Theoretical Significance: This work substantiates that aggressive memory quantization is feasible in the context of continual adaptation, provided that codebook health is actively managed. Injecting lightweight adaptation only where it is most effective (i.e., attention mechanisms) offers a new paradigm for balancing stability-plasticity tradeoffs.
Future Directions: The methodology could be extended in several promising directions:
- Dynamic and Adaptive Memory Control: Employing reinforcement learning to optimize memory admission, eviction, and codebook composition based on downstream utility or environment signals.
- Federated and Distributed Continual Learning: Partitioned or sharded memory banks could enable privacy-preserving, cross-institutional knowledge transfer and update without centralization.

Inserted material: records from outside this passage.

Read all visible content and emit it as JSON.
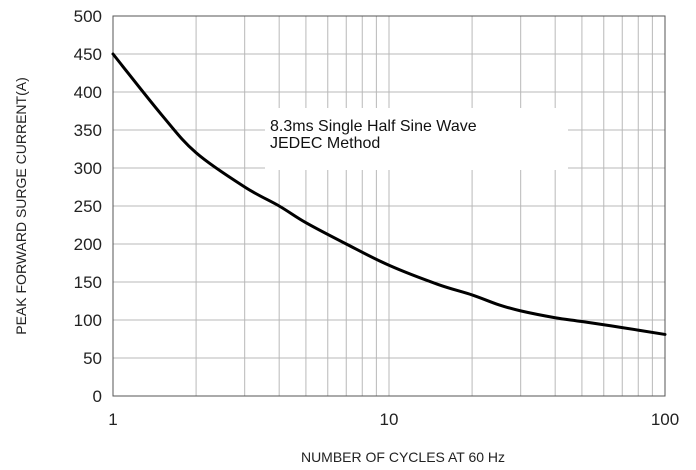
{
  "chart_data": {
    "type": "line",
    "title": "",
    "xlabel": "NUMBER OF CYCLES AT 60 Hz",
    "ylabel": "PEAK FORWARD SURGE CURRENT(A)",
    "x_scale": "log",
    "xlim": [
      1,
      100
    ],
    "ylim": [
      0,
      500
    ],
    "grid": true,
    "x_ticks": [
      1,
      10,
      100
    ],
    "x_tick_labels": [
      "1",
      "10",
      "100"
    ],
    "y_ticks": [
      0,
      50,
      100,
      150,
      200,
      250,
      300,
      350,
      400,
      450,
      500
    ],
    "y_tick_labels": [
      "0",
      "50",
      "100",
      "150",
      "200",
      "250",
      "300",
      "350",
      "400",
      "450",
      "500"
    ],
    "annotations": [
      "8.3ms Single Half Sine Wave",
      "JEDEC Method"
    ],
    "series": [
      {
        "x": [
          1,
          1.5,
          2,
          3,
          4,
          5,
          7,
          10,
          15,
          20,
          25,
          30,
          40,
          50,
          70,
          100
        ],
        "y": [
          450,
          370,
          320,
          275,
          250,
          228,
          200,
          172,
          147,
          133,
          120,
          112,
          103,
          98,
          90,
          81
        ]
      }
    ],
    "colors": {
      "line": "#000000",
      "grid": "#b8b8b8",
      "frame": "#555555"
    }
  }
}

- Generalization Beyond QA: Adapting the compression-aggregation approach for generative, multi-hop reasoning, or multimodal continual learning tasks.
Conclusion
MBC constitutes a principled advance in the architectural and algorithmic design of memory-augmented LLMs for continual learning. By combining end-to-end codebook-based memory compression, robust code utilization management, and modular KV-LoRA adaptation, MBC achieves both superior empirical performance and unprecedented scalability for streaming adaptation scenarios. The work lays a foundation for future research into efficient, long-lived, and adaptive LLMs.